The speech processing group (SPG) is dedicated to researching topics related to speech, audio and natural language tasks. The group is part of the Applied Artificial Intelligence Laboratory (LIAA), at the Computer Science Institute (University of Buenos Aires-CONICET) and was created in 2014 by its former director, Dr. Agustín Gravano.
SPG is currently directed by Dr. Luciana Ferrer and is composed of researchers and Ph.D. students from the Exact and Natural Sciences School and the Engineering School of the University of Buenos Aires. We are funded by a number of awards and grants from international companies and institutions like Google, Amazon, JPMorgan, the European Union, and from Argentina's FonCyT, and CONICET.
In this field, we investigate and develop artificial intelligence (AI) systems to identify voice pathologies, supporting healthcare professionals in the accurate diagnosis of patients. Additionally, we explore the development of automatic speech recognition systems that transcribe spoken language into text, providing a crucial solution for individuals with communication difficulties due to vocal pathologies. Finally, we study the use of AI systems for monitoring patient progress and offering them personalized exercises to optimize their rehabilitation.

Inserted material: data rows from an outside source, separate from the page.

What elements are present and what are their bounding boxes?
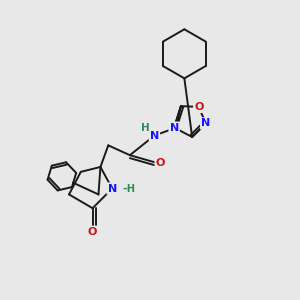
Text: N: N bbox=[108, 184, 117, 194]
Text: O: O bbox=[156, 158, 165, 168]
Text: –H: –H bbox=[122, 184, 135, 194]
Text: N: N bbox=[150, 130, 159, 141]
Text: N: N bbox=[169, 123, 179, 133]
Text: O: O bbox=[194, 102, 203, 112]
Text: O: O bbox=[88, 227, 97, 237]
Text: H: H bbox=[141, 123, 150, 133]
Text: N: N bbox=[201, 118, 210, 128]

This project seeks to establish the sensitivity, robustness and anatomical-functional basis of automated speech markers in Spanish speakers with MCI, integrating acoustic, textual, neuropsychological and neuroscientific measures with machine learning algorithms.
Another research area of the group is the extraction of metadata from the speech signal. The metadata of interest can include the speaker's identity, the emotion, age or language present in the signal, the transmition channel, etc. These systems can be used, for example, for the analysis of large datasets, to improve the naturalness of a human-computer dialog, or to control user access to a certain system.
The research area aims to explore how trust and teaming characteristics in human-computer interactions (HCI) influence user speech, and whether it's possible to detect the user's trust level towards a virtual assistant (VA) and the quality of the user-VA team based on the user's speech. The approach involves manipulating the VA's characteristics, analyzing their impact on user perception, speech, and task outcomes, and developing methods to predict trust and team quality from speech.
One of our research goals consists in understanding and modelling the extraordinary degree of coordination exhibited by human beings while holding a conversation, both at a temporal level and along other dimensions of speech. The ultimate goal is to include this knowledge into spoken dialogue systems, aiming at improving their naturalness.
Large Language Models (LLMs) are pre-trained on unsupervised data, usually by predicting the next token. This approach, followed by one or more supervised fine-tuning stages, provides very high-performance systems that can be used on multiple tasks. However, these systems are not usually adapted or calibrated to a specific downstream task, so the posteriors probabilities output by the model are not interpretable. This research area explores how LLMs can be manipulated in order to provide interpretable scores, that can potentially used to provide more reliable NLP systems.
In this area, we investigate systems for guiding students of a second language in their learning process. In particular, we develop systems that generate scores to measure the quality of the phonetic pronunciation or the stress pronunciation in a phrase, word, syllable or phone. These scores can then be used in computer programs designed to complement the process of learning a new language.
We study the problem of learning representations for speech and audio signals, by using self-supervision and other deep learning techniques. These representations are useful, specially for transfer learning, as they allow a more efficient training in problems like speech emotion recognition, automatic speech recognition, acoustic event detection and music genre classification. Moreover, we also analyze the learned representations, trying to understand what they are (and are not) representing, using techniques like representation similarity analysis and probing.